As mentioned in my New Year’s post, self-care is a top priority in my life this year, so, each month, we’ll be taking a look at ways to stay on top of taking care of yourself, & the great tips I find along the way.
How we start & end each day is extremely important to our overall well-being. Many of the things we know we should be doing often seem easier said than done, yet, if we intentionally MAKE the time to do them, we’ll find that we truly will feel much better & as a result, begin to be able to accomplish much more with the time we have each day.
Start & end each day right:
- Get enough sleep- duh, right? I’m not going to tell you you NEED 8 hours, honestly we are all different, & I’ve read studies that showed 4 hours should be enough. I’m NOT one of those people, but you know how much sleep your body needs to function, make sure you’re getting it!
- Skip the snooze- it’s just counter-productive to start your day with multiple alarms & hitting the snooze every day- it actually leaves you feeling more tired than if you just got up with the first alarm- then racing to get ready & beat the time clock. It’s not a positive start to the day at all. Know what time you want to get up, & set yourself ONE alarm for that time. If you really need help making yourself get up the first time, try this alarm clock that makes you get up to turn it off.

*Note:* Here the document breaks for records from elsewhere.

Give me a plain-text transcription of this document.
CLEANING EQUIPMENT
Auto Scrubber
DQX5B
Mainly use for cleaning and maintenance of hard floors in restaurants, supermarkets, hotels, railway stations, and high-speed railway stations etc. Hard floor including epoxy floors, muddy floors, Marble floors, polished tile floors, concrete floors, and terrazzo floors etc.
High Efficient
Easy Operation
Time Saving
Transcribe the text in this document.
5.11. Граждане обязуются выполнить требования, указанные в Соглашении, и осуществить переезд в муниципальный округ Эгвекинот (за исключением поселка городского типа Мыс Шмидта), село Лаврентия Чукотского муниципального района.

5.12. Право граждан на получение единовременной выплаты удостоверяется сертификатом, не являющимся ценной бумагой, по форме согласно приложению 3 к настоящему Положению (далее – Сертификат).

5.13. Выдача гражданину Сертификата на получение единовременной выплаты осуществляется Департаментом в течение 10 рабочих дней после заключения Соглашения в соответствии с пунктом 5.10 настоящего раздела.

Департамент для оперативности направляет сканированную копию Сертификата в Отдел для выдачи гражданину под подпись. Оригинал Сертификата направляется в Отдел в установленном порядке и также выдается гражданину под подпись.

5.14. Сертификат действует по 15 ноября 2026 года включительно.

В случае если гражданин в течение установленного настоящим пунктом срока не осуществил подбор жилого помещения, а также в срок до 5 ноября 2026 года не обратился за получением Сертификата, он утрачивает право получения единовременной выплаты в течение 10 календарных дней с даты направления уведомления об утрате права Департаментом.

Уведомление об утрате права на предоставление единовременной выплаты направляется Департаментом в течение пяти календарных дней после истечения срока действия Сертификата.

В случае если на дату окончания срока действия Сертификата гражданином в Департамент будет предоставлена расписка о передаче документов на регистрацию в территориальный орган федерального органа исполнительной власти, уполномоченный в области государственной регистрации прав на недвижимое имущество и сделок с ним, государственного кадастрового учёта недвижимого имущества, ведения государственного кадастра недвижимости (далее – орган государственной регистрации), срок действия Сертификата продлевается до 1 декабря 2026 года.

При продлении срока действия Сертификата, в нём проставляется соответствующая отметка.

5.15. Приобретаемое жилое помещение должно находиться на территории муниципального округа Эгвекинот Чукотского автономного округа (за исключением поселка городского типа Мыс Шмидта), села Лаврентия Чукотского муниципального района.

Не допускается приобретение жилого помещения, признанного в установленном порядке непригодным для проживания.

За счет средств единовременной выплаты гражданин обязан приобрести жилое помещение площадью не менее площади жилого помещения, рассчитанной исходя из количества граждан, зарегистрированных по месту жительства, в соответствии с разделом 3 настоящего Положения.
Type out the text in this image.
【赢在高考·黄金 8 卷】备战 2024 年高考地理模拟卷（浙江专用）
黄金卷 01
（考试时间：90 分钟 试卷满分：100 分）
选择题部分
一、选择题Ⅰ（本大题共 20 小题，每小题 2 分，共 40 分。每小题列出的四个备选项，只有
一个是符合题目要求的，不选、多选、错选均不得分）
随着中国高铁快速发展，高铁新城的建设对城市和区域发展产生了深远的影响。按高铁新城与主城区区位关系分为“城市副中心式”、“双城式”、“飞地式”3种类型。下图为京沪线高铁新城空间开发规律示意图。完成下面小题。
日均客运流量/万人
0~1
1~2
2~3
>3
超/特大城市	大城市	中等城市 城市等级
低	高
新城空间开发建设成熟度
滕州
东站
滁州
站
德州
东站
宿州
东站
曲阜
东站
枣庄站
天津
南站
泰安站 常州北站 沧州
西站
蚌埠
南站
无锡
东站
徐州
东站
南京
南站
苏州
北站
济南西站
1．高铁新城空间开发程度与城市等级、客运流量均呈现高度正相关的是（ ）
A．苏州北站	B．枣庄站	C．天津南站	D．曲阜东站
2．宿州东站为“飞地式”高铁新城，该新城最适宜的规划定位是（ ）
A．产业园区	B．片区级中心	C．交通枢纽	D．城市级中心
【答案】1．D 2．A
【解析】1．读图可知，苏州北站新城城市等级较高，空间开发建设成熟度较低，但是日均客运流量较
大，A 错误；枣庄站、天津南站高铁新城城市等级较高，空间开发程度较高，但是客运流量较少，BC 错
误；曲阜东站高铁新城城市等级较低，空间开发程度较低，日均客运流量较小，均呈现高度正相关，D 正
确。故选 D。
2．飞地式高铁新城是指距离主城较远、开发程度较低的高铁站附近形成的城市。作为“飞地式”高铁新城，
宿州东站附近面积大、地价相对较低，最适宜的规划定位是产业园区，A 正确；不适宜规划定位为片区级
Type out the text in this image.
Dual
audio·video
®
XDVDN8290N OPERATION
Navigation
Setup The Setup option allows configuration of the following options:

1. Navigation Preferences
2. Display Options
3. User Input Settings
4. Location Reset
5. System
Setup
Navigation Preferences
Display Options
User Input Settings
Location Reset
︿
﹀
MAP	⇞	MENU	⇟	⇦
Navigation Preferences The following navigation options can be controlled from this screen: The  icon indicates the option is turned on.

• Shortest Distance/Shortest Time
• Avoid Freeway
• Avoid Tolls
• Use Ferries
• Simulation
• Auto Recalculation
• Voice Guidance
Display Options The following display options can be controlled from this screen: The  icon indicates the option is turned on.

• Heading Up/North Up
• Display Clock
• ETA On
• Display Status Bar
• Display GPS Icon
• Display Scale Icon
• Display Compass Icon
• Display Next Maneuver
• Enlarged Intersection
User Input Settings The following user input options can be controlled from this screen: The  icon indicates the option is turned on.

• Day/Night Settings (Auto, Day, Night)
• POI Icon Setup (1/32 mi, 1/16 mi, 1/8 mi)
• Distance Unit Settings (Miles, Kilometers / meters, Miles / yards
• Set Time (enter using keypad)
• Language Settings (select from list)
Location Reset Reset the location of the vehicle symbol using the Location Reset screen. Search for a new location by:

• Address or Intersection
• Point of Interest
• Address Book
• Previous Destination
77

- Start & end each day by spending time with God- the best way to start & end your days is on a positive note, & what could be more positive than spending time with your Creator? He desires time with you, & when you make Him a priority first thing every morning & last thing before you lie down, all the other things tend to start falling into place a little better 😉 Check out these devotional books for those quiet times each day:
4. Do some gentle stretching when you wake up & before you go to bed- it will help you wake your body up & prepare it for a good night’s sleep. I love doing these simple 5-10 minute routines.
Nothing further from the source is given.